Anna spoke on Dr. Phillip Beach’s research on “recovery positions” and their implications for the athletic populations. Dr. Beach calls these recovery positions “archetypal postures of repose” which allow the body to rest and recover. The 12 positions are:
- Side Lying
- Half Lotus
- Side Sitting
- Long Sit
- Japanese Sitting
- Toe Sitting
- Full Squat
By your ability to sit in any or all of these positions comfortably, you can assess your bodies “biomechanical tune”. It is some interesting stuff that is hard to wrap your head around. My advice would be to do a little research and try some of the positions on yourself. I have been doing some at night after a long day and I seem to be recovering better from day to day. Coincidence? Placebo effect? Maybe on both accounts, but it can’t hurt to give them a try.
Michael Boyle: 25 Mistakes in 25 Years
It is always a pleasure to hear Mike speak — I always learn something that I can literally put into action the next day. Mike also makes complicated things seem simple, which certainly helps me understand concepts that I don’t know if I would have understood otherwise.
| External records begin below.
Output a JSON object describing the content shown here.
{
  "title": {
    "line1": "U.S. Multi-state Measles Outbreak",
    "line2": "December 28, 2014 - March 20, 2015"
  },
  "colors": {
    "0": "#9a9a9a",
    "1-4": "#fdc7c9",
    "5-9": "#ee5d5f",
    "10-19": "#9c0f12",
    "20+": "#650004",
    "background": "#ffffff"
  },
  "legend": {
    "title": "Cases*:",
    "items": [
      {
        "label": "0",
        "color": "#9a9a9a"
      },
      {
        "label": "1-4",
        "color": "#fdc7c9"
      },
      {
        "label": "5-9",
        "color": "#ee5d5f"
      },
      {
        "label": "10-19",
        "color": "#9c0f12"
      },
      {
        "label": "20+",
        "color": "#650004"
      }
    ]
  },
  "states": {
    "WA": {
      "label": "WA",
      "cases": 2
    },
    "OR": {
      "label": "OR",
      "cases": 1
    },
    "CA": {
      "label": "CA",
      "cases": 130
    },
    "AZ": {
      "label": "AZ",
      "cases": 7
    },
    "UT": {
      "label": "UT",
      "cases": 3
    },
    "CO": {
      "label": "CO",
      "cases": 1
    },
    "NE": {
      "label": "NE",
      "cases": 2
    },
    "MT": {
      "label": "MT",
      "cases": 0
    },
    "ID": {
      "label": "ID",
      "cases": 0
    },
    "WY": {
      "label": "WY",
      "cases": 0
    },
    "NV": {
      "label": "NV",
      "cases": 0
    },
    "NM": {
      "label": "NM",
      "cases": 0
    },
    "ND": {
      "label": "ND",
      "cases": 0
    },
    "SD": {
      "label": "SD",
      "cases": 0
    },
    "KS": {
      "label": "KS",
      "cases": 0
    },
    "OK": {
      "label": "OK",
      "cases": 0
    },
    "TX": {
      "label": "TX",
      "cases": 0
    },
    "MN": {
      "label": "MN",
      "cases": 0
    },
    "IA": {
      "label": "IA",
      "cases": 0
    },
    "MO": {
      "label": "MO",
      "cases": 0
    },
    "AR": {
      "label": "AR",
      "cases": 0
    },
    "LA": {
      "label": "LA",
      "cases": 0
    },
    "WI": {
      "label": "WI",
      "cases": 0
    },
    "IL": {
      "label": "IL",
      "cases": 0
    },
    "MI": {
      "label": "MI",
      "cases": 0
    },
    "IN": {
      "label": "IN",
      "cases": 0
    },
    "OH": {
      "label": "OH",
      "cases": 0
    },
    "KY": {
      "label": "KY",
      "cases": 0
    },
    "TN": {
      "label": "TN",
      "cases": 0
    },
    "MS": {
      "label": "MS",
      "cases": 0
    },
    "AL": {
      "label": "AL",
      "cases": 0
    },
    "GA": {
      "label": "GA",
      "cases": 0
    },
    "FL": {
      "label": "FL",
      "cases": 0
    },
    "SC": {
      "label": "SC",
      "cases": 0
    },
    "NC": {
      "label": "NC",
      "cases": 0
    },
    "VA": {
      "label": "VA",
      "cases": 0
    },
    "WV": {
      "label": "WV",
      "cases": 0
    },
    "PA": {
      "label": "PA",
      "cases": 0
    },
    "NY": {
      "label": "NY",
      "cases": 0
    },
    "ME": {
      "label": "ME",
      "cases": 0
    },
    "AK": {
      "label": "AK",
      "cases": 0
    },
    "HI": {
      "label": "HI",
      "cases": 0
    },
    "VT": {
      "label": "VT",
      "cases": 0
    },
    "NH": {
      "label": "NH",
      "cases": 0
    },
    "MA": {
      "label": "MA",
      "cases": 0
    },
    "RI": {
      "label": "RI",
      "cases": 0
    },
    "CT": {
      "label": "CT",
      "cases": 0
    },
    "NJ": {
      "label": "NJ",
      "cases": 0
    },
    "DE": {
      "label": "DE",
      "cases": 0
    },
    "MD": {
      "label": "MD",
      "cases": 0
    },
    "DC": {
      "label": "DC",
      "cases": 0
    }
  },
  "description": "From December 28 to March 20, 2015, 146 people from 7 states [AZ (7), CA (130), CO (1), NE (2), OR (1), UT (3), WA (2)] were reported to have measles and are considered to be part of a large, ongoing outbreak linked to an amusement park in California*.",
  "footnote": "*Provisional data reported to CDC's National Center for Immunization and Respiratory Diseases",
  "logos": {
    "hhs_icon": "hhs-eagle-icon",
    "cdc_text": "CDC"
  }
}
Mike spoke about mistakes that he has made over the course of his career in hopes that others will learn from his mistakes. Here are a few of the mistakes that hit home with me.
- Thinking I Knew It All: Sometimes as coaches we think we have all the answers, but usually we don’t. Be willing to steal good ideas from other coaches. Smart people change their minds, talk less but say more, stay teachable, and always ask questions.
- Square Pegs, Round Holes: As much as we can try to design the perfect program, there is no perfect program that is going to work for everyone. We as coaches need to be willing to lateralize off of our original program to put each athlete into the best position possible to be successful. This means we may have to ditch some of our favorite exercises with certain athletes.
- Confusing Disagree with Dislike: I personally think this is a huge problem in our industry. If we disagree with another coach, we seem to automatically dislike them. Just because someone has a different opinion on training it doesn’t mean they are a bad person…and who knows, they may actually be correct!
- Neglecting My Own Health: This one hit home for me as many of my goals for the new year revolve around taking better care of myself. More sleep. Less coffee. Consistent strength training. Consistent conditioning. Consistent dietary habits. Get out of the weight room when you don’t have groups/teams. It’s a marathon not a sprint.